Дочь времени, стр. 25

– Не удивлюсь, если и здесь будет какая-нибудь ономатопея.

– Что?

– Звукоподражание. Как Кот и Мышь. Помните?

– Вы о чем?

– Ну, помните, Кот и Мышь, стишок, рифма. Такое злобное стихоплетство.

– Да, да, помню.

– Слово «драгун» тоже вызывает у нас неприятные чувства. А на самом деле это просто полицейские, только тех времен.

– Ага, моторизованная пехота.

– Ну, что касается меня, и не только меня, драгуны – это ужасно. По крайней мере, в современном восприятии.

– Понимаю. Forcemajeure. [22] Правительство располагало лишь горсткой полицейских на огромной территории, следовательно, преимущества были на стороне ковенанторов. Во всех смыслах. Драгун, то есть полицейский, не мог никого арестовать, не получив ордера на арест. Он даже не мог поставить свою лошадь в конюшню, если хозяин был против. Однако ковенанторам никто не мешал прятаться в зарослях вереска и стрелять в драгунов. Что они и делали. А теперь мы читаем горы литературы о бедненьком замученном ковенанторе и злодее-драгуне, исполнявшем свой долг.

– Похоже на Ричарда.

– Похоже. Кстати, а как наш с вами Тоунипанди?

– Никто не пишет, зачем Генриху понадобилось уничтожать акт. О нем долго не вспоминали, пока случайно не обнаружили черновик в архивах Тауэра. В 1611 году его напечатали, а затем его полный текст был помещен в «Истории Великобритании».

– С актом все ясно. Ричард преуспел благодаря ему, а все, что написал Томас Мор, гроша ломаного не стоит. Елизавета Льюси была ни при чем.

– Кто? Какая Елизавета Льюси?

– Ах да, я забыл. Мы же с вами об этом не говорили. Мор пишет, что Ричард объявил, будто Эдуард был женат на своей любовнице Елизавете Льюси.

Выражение гадливости всякий раз появлялось на юном лице Каррадина при упоминании имени Томаса Мора.

– Ерунда.

– Очередное измышление Томаса Мора.

– А зачем он прячет Элеонору Батлер? – спросил Каррадин, уже догадываясь об ответе.

– Затем, что она-то и была женой Эдуарда, и из-за нее его дети стали незаконнорожденными. А коли дети незаконные, никто не станет на защиту их прав, следовательно, Ричарду не надо было их опасаться. Вы обратили внимание, что вторжение Вудвиллов – Ланкастеров проходило под знаменем Генриха, а не детей, хотя там был и Дорсет, их сводный брат?
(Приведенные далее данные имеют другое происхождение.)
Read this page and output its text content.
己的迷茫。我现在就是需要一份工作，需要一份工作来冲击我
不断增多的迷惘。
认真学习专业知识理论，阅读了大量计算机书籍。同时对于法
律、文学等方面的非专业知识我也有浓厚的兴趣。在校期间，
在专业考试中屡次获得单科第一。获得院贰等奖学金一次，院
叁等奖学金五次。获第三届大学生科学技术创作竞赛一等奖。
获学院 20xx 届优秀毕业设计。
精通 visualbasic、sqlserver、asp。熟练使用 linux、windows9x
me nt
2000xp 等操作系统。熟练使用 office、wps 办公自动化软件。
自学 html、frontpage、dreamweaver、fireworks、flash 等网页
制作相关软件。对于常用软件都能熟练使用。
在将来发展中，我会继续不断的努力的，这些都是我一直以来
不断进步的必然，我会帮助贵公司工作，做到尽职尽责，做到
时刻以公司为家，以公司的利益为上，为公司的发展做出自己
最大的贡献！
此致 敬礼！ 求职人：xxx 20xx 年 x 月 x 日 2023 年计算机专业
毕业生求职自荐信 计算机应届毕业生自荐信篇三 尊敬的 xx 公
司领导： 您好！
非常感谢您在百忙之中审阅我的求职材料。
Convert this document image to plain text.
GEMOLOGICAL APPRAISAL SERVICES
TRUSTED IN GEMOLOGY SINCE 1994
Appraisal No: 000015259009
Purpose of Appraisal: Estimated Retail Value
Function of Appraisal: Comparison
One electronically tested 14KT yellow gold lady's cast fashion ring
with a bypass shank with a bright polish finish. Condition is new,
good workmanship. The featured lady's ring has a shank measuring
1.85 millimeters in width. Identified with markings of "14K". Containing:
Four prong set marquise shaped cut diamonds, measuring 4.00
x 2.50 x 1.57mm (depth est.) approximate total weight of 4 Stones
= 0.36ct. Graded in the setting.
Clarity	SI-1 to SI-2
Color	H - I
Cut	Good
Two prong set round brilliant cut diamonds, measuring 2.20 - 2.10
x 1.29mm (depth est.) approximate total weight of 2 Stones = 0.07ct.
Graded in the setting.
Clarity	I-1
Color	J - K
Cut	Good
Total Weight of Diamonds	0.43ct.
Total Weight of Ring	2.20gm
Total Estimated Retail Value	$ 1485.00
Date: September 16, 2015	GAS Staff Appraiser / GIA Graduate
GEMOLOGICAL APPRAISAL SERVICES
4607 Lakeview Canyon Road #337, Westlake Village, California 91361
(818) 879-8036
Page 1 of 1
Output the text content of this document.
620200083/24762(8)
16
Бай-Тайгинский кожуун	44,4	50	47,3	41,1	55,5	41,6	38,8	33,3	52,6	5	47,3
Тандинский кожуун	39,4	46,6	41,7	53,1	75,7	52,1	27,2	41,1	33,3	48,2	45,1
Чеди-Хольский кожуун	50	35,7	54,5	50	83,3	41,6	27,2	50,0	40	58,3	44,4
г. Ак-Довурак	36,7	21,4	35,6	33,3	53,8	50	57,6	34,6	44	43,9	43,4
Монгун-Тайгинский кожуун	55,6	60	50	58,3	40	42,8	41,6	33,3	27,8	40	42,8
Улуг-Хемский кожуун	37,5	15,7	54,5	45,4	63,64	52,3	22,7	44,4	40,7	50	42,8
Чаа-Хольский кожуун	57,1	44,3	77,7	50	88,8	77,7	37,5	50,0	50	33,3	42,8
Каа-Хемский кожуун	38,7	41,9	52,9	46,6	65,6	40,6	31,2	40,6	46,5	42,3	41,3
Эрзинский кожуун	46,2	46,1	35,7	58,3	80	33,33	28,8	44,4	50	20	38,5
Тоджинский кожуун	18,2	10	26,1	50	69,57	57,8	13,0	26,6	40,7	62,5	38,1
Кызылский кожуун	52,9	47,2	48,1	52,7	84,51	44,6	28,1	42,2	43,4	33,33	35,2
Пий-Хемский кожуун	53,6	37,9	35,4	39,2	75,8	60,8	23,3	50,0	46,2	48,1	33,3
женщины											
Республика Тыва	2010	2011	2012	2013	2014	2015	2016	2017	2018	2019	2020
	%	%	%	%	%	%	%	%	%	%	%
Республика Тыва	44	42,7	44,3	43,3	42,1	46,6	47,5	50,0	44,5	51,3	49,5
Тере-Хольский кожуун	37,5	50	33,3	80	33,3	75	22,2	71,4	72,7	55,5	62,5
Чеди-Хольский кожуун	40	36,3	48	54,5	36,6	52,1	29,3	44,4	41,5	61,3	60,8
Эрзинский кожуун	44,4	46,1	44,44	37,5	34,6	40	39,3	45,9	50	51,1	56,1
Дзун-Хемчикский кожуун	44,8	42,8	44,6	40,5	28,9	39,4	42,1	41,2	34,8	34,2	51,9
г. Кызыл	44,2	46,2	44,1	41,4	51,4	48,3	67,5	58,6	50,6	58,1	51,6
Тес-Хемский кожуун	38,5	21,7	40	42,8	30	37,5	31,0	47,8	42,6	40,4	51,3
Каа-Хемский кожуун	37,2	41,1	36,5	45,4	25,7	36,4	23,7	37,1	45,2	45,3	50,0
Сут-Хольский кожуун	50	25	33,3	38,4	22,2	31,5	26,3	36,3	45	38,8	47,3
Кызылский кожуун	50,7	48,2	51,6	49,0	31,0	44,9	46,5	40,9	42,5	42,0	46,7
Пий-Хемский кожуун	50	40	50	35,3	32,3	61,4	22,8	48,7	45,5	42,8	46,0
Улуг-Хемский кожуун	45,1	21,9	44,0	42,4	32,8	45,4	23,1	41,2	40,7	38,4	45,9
И началось оно прежде, чем до него могли дойти слухи об их смерти. Что касается вождей восстания Дорсета – Мортона, то дети и тут ни при чем. Они делали ставку на Генриха, ибо в случае победы трон переходил к мужу сводной сестры Дорсета, а сама сестра становилась королевой. Неплохая комбинация для нищего беглеца.

– Да, да. В этом все дело. Правильно. Дорсет сражался не за своего брата. Но, знаете, будь хоть малейшая возможность вернуть трон принцу, он поддержал бы его. Я кое-что нашел для вас. Королева и ее дочери вскоре покинули свое убежище. Вы заговорили о Дорсете, и я вспомнил. Они опять стали жить, будто ничего не произошло. Их приглашали на все балы во дворце. А знаете, чем королева заплатила за это?

– Нет.

– Это было уже после убийства принцев. Да-да. Я скажу вам больше. Когда злодей дядя покончил с племянниками, она написала письмо своему старшему сыну Дорсету во Францию, в котором просила его вернуться в Англию и помириться с Ричардом. Она обещала, что он не сделает ему ничего плохого.

В палате воцарилось молчание, нарушаемое только монотонным шумом дождя. Воробьи попрятались.

– Ваш комментарий? – спросил Каррадин.

– С полицейской точки зрения, – сказал Грант, – Ричарда не в чем обвинить. Я не преувеличиваю. Против него нельзя возбудить даже самого незначительного дела.

– Не могу с вами не согласиться, особенно если учесть, что все люди, имена которых вы мне дали, были живы-здоровы и совершенно свободны, когда Ричард погиб в сражении. И не только свободны, но и материально обеспечены. Дети Эдуарда плясали на балах и получали пенсии. Ричард даже выбрал себе из них наследника, когда умер его сын.

– Кого же?

– Сына Георга.

– Значит, он отменил закон, который касался и сына его брата?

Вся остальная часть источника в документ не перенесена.